Although we don’t expect your games to constantly involve adventures in commerce, nearly every roleplaying game involves selling items at one point or another (even if your character is just selling items looted from the corpses of their foes).

When selling an item, your character needs to make a successful Negotiation check. Use the difficulty set by the item’s rarity (as determined by Table I.5–1: Rarity). Your characters can generally sell an item for one-quarter of its cost if the check is successful, increasing that to one-half with s s and to three-quarters with s s s   or more.

In some cases, the PCs might wish to engage in trade, buying multiple items at one location and then selling them at another location where they are rarer.
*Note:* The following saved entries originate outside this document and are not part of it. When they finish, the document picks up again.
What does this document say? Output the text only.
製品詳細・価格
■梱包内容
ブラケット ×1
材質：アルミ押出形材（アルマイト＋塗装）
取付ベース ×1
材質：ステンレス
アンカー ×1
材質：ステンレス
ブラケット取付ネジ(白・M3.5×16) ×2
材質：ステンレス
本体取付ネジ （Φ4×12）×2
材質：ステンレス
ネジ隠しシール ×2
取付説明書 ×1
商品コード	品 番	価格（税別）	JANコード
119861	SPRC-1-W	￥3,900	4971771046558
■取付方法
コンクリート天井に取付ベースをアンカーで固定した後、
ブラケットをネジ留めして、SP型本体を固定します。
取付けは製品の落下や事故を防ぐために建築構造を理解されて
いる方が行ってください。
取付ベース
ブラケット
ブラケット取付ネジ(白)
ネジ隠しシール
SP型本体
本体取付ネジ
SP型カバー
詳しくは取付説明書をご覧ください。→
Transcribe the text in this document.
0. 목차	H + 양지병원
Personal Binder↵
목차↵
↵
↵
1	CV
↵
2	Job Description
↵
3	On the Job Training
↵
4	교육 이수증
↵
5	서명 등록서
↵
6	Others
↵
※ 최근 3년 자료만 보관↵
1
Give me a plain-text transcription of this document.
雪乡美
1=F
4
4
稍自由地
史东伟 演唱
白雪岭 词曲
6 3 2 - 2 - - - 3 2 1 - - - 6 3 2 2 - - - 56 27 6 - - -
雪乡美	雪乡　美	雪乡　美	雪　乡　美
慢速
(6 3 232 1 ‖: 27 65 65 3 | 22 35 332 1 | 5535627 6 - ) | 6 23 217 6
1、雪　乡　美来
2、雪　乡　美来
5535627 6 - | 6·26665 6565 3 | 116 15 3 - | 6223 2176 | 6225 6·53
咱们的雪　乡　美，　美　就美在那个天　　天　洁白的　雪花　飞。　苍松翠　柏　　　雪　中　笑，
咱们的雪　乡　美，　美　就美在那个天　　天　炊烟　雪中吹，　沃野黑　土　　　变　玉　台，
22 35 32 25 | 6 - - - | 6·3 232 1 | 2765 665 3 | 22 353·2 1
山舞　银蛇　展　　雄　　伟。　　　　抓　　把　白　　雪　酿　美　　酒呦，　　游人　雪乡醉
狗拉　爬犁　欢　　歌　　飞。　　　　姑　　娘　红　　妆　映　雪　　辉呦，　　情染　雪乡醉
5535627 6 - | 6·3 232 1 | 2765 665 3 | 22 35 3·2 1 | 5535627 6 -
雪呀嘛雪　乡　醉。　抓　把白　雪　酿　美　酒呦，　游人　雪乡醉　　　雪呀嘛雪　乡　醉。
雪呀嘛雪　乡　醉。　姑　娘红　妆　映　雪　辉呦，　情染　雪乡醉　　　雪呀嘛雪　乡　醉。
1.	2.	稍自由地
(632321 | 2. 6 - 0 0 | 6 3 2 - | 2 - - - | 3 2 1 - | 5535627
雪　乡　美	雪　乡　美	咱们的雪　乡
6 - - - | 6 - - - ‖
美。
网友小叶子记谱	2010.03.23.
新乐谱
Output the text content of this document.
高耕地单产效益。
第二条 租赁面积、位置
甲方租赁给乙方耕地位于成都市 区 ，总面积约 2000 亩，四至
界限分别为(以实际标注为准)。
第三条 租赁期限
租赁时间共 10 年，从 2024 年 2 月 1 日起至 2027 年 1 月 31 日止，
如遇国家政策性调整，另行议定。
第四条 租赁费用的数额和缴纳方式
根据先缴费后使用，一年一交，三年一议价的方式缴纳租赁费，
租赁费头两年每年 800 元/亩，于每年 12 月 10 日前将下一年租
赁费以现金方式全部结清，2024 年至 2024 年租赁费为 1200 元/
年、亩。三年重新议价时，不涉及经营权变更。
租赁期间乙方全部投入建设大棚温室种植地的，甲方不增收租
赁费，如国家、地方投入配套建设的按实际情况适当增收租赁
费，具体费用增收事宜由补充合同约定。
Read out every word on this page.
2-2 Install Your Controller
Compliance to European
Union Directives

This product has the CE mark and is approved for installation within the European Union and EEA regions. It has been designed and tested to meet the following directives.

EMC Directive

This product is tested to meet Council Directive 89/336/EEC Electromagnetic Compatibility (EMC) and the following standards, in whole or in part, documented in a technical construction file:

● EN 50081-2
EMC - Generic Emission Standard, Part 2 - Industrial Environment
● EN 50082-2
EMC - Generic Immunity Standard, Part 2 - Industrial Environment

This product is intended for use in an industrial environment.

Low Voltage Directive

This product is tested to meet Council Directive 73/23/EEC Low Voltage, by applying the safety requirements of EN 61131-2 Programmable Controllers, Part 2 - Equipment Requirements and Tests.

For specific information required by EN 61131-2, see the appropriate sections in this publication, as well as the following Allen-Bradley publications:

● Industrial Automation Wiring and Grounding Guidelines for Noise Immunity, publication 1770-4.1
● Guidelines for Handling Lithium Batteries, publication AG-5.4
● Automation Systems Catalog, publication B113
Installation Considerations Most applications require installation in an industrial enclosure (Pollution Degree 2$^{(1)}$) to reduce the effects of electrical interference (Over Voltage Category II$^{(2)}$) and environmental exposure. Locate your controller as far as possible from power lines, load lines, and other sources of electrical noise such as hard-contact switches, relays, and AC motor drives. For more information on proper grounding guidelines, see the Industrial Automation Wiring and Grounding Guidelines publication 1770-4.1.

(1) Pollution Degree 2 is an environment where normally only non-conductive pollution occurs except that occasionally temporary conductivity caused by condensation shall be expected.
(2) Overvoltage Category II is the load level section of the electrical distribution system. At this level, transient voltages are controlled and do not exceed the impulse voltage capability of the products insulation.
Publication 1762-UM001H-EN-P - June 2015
We generally advise that you handle this narratively. However, if your GM wishes to use some mechanical guidelines for this process, we’ve provided some basic rules that cover trading.

Trade works the same whether with black-market items or with legal items. Selling either type of item follows the rules listed previously with the caveat that trading in legal items requires a Negotiation check, while trading in illegal items requires a Streetwise check. However, when determining the sell price based on the success of the Negotiation or Streetwise check, first multiply the cost of the item by the difference between the item’s rarity where it was bought and its rarity where it is to be sold, referring to Table I.5–2: Rarity Modifiers and Table I.5–3: Increased Costs When Trading. Then take the new, increased cost and determine the sell price by the results of the Negotiation or Streetwise check.

Of course, these rules do not account for all sorts of details, such as buying in bulk, marketing and advertising, and myriad other factors that may affect prices. This is why the rules for buying, selling, and trading are all modifiable by the GM and subject to their judgement. It is also important to note that these rules only apply when engaging in commercial trade. So, if your group sells a load of guns in a town, then later your character buys one of those guns in that town, they’re going to have to pay the usual, listed price for the gun. Don’t try to use these guidelines for trading and selling in bulk to cheat the system!

The final thing to remember is that your GM always has the final say on what can be sold, where it can be sold, and how much it can be sold for. Because this isn’t likely to be a major part of the game, we deliberately made a system that is simple and doesn’t account for a lot of the variables that would normally matter when trying to sell an item. If your GM wants to stop your characters from selling cell phones to a village without any cell service, or have an arms dealer decide that turning your characters in to the government for a reward is a better deal than what you’re offering, they are well within their rights to do so.

Black-Market Items

Nearly every setting has its “black market,” an illicit network of merchants and traders who buy and sell whatever happens to be illegal in that setting. Sometimes this commerce happens in an actual market, but more often, such deals happen through a labyrinthine web of contacts, cutouts, and middlemen.

If your characters want to buy something that happens to be illegal, they’re probably going to have to go into the black market to do so. Buying and selling on the black market follows all the same rules as regular buying and selling, except that instead of making a Negotiation check to find items or determine the price your character can sell them at, they need to make a Streetwise check instead.